Francis Guy was an English-born American Colonial Era painter. Mostly remembered for his topographic views of Brooklyn, Guy is today highly regarded as one of America's earliest and most important landscape artists.
Guy participated in the family business as a London silk dyer before he moved to the United States in September 1795, where he intended to continue his career. He lived briefly in New York and Philadelphia and by 1798 had settled in Baltimore. After a fire destroyed his business in 1799 in Baltimore, Guy decided to devote himself to painting. Although he had no formal art education, Guy was able to learn by himself, with the help of patrons like Robert Gilmor. Robert Gilmor was one of Baltimore’s noted early art collectors, who allowed Guy to copy his pictures.

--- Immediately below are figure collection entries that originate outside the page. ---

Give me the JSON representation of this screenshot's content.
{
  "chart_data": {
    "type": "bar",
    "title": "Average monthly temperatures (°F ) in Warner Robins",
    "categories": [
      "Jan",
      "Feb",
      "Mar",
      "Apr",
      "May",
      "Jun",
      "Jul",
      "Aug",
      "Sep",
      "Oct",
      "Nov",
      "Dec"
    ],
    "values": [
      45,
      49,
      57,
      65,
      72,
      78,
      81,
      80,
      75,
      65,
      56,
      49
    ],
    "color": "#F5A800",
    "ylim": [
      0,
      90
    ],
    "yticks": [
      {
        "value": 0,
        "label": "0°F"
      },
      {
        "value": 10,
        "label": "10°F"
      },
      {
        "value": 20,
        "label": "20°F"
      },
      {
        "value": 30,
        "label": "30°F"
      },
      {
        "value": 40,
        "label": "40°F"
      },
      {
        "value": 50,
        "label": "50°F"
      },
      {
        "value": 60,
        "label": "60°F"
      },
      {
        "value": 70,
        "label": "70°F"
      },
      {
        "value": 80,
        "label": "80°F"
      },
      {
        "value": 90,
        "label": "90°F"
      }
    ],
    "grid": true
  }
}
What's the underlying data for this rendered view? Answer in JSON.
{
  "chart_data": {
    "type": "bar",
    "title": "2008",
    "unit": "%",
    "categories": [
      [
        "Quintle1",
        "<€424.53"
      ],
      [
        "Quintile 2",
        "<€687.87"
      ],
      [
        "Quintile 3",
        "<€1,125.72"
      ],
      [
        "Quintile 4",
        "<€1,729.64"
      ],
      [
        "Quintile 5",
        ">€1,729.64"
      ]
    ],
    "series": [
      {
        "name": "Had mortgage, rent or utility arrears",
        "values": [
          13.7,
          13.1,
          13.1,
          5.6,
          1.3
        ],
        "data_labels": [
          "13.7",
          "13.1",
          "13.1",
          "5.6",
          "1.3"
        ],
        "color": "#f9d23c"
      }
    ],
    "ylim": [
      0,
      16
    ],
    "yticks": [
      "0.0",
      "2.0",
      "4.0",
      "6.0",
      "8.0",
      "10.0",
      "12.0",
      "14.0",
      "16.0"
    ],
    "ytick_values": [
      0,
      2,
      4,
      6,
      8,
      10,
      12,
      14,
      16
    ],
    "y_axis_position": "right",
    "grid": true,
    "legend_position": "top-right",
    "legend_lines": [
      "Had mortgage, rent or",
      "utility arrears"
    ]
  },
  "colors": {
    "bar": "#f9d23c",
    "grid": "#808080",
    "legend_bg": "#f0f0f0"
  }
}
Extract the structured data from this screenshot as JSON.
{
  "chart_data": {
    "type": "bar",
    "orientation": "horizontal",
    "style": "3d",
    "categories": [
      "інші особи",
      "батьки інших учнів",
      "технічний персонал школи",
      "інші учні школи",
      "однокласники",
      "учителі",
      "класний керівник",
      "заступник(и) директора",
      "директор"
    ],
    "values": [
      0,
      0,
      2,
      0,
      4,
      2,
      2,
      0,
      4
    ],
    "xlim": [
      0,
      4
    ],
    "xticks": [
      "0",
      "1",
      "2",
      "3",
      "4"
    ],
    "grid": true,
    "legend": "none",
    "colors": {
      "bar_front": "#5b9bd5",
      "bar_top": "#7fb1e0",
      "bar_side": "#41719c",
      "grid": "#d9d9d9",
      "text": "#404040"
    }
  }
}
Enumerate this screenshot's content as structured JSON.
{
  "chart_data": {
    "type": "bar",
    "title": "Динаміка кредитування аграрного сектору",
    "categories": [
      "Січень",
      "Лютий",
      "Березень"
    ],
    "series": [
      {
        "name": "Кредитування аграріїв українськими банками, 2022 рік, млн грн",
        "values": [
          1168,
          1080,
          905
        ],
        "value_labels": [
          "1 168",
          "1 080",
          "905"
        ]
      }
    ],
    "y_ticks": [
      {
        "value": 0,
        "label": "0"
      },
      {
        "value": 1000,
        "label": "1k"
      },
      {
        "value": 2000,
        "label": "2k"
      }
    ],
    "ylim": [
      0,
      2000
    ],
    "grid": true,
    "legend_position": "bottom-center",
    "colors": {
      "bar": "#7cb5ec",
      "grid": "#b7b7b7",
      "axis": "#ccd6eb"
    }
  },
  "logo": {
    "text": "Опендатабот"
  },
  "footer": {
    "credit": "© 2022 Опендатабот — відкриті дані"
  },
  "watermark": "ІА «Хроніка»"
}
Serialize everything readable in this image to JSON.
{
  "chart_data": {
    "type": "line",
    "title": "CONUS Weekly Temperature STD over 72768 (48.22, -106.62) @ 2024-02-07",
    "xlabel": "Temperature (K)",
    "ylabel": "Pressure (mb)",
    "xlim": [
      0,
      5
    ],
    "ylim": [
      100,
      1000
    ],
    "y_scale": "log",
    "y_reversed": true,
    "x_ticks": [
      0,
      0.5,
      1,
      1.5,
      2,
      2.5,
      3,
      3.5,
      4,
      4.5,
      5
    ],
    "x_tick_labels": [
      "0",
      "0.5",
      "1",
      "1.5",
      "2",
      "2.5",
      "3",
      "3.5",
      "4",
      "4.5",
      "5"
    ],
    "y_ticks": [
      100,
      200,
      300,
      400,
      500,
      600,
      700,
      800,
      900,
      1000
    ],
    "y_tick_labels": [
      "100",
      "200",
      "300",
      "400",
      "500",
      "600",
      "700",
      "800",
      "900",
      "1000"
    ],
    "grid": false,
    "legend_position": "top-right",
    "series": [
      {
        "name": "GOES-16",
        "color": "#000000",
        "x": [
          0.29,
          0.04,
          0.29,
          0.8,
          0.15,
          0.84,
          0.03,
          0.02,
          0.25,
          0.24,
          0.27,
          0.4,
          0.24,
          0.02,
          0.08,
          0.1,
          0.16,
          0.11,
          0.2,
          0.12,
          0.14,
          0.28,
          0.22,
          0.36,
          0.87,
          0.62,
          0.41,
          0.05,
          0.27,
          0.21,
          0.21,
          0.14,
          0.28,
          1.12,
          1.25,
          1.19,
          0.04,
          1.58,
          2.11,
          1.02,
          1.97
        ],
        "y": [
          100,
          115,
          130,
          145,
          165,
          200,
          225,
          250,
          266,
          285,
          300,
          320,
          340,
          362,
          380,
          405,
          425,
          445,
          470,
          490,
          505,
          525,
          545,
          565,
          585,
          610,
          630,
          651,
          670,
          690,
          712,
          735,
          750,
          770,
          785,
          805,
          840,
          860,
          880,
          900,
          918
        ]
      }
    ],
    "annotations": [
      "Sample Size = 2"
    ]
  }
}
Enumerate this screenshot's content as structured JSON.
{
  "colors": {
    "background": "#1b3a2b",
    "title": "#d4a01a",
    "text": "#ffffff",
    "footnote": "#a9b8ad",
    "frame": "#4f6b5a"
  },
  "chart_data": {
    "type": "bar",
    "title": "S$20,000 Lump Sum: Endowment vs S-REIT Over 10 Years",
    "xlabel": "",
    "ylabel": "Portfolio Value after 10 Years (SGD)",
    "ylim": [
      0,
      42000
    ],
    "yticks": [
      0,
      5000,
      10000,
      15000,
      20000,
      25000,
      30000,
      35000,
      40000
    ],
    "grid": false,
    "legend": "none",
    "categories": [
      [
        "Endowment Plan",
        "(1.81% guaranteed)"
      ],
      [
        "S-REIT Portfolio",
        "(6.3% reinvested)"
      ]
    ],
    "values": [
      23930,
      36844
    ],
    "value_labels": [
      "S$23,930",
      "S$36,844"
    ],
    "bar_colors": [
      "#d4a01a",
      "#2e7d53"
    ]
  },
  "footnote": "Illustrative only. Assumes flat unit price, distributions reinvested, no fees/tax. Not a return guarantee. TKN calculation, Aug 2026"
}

In Baltimore, Guy worked with wealthy clientele creating landscapes of country estates and later he became known for depicting the everyday activities of Baltimore's citizenry. Guy then moved to Brooklyn in 1817, where he stayed until his death in 1820.
The type of landscape paintings Guy produced was relatively new to American art. Indeed, during the colonial period American artists usually depicted idealized subjects chosen from European artistic models rather than painting from nature. Guy died before the completion of the very ambitious exhibition he had planned at the Shakespeare Club in Brooklyn in 1820.